Quite apart from my disorganisation I am forever having to re-arrange my packing to accommodate the gifts I am constantly being given: from Sancheong, local tea and a large box of doraji (candied bellflower root). I also have to make sure that the English tea I have brought for giving away to appropriate recipients is in the right place in my bag for giving away at the right time, and that I reserve enough tea for giving away to people I am likely to meet later in my trip. So repacking my bags in the morning is always painfully slow. I dither and faff, and we leave the accommodation village at shortly after 9am to drive down into Sancheong Town. A parking space has been reserved for us at County Hall.
We first make a courtesy call on a local assemblyman who has been a good friend to us, and whose son I met with a couple of times in London over the previous twelve months. Then we walk along the corridor to the governor’s office where we are soon ushered in. Kyung-sook slips into her normal role: making polite ambassadorial-style conversation with the governor, effectively conducting the conversation on my behalf. She really does not need me to be there – she is a goodwill ambassador in her own right. I do my part by uttering the occasional pleasantry about how nice it is to be back and how sorry I am that I could not spend longer this time. Kyung-sook interprets for me, or tells the mayor what she thinks I ought to have said. It’s great to have not only an interpreter but a diplomat by my side.

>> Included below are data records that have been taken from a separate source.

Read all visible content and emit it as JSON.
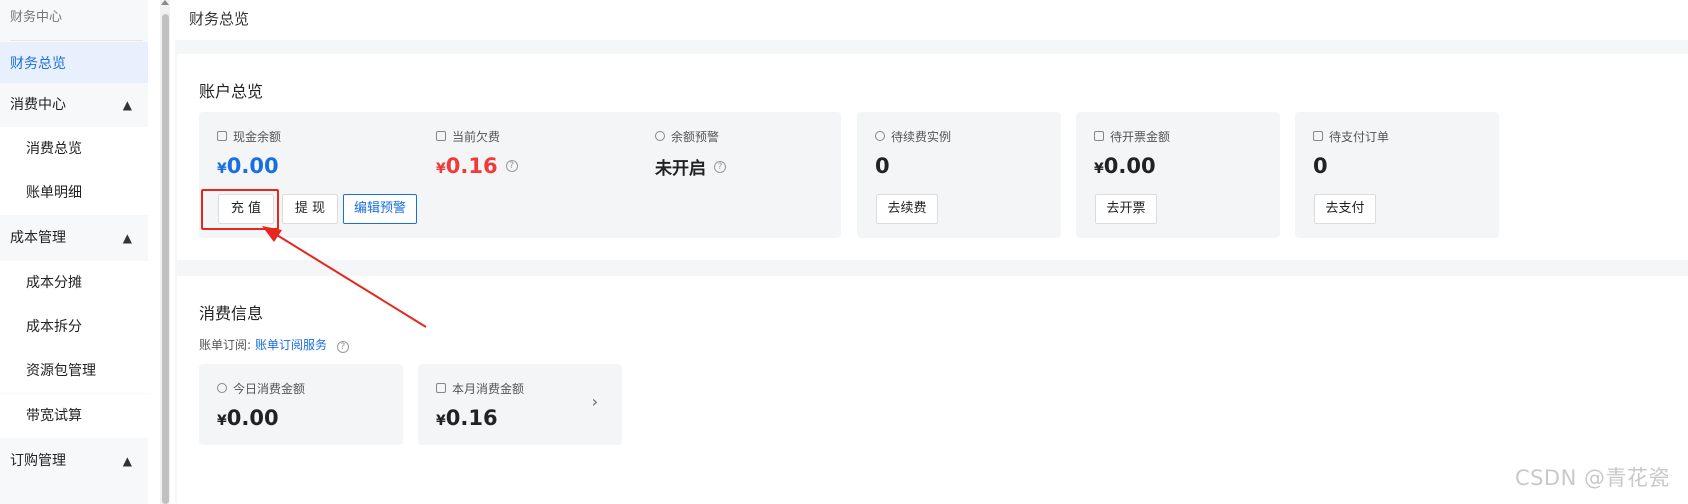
{
  "sidebar": {
    "header": "财务中心",
    "items": [
      {
        "label": "财务总览",
        "active": true
      },
      {
        "label": "消费中心",
        "group": true
      },
      {
        "label": "消费总览"
      },
      {
        "label": "账单明细"
      },
      {
        "label": "成本管理",
        "group": true
      },
      {
        "label": "成本分摊"
      },
      {
        "label": "成本拆分"
      },
      {
        "label": "资源包管理"
      },
      {
        "label": "带宽试算"
      },
      {
        "label": "订购管理",
        "group": true
      }
    ]
  },
  "header": {
    "title": "财务总览"
  },
  "account": {
    "title": "账户总览",
    "cash": {
      "label": "现金余额",
      "currency": "¥",
      "value": "0.00"
    },
    "debt": {
      "label": "当前欠费",
      "currency": "¥",
      "value": "0.16"
    },
    "alert": {
      "label": "余额预警",
      "value": "未开启"
    },
    "buttons": {
      "recharge": "充 值",
      "withdraw": "提 现",
      "edit_alert": "编辑预警"
    },
    "renew": {
      "label": "待续费实例",
      "value": "0",
      "button": "去续费"
    },
    "invoice": {
      "label": "待开票金额",
      "currency": "¥",
      "value": "0.00",
      "button": "去开票"
    },
    "orders": {
      "label": "待支付订单",
      "value": "0",
      "button": "去支付"
    }
  },
  "consumption": {
    "title": "消费信息",
    "subscribe_label": "账单订阅:",
    "subscribe_link": "账单订阅服务",
    "today": {
      "label": "今日消费金额",
      "currency": "¥",
      "value": "0.00"
    },
    "month": {
      "label": "本月消费金额",
      "currency": "¥",
      "value": "0.16"
    }
  },
  "watermark": "CSDN @青花瓷",
  "colors": {
    "accent": "#1a6fe0",
    "danger": "#f03a3a",
    "annotation": "#e8251e"
  }
}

As is naturally the case, the conversation is conducted in Korean. I try to follow what they are saying, but I pick up maybe one word in every fifty. Two words used consecutively I pick up on. They are either talking about a Korean restaurant I used to visit in London, or the river that flows through Seoul. But there is a third possibility that I had missed – you don’t expect the polite conversation with a local dignitary to turn to the finer points of literature. But in fact they are not talking about Hangang Restaurant in Hanway Street off Tottenham Court Road. Or about the Han River. The conversation had turned to Han Kang’s Booker International Prize and I manage to improve my standing by saying that I had met the author over drinks in London and had once had lunch with her translator Deborah Smith.
My status enhanced, it was time to leave, but not before I am given instructions to provide detailed recommendations about how to improve the Royal Azalea Festival and the Traditional Medicine Expo with specific reference to enhancing its appeal to foreigners. Crikey – I’m going to need to do a tourism promotion PhD. There is also a photo call with the governor which no doubt will appear in the local web portal in due course.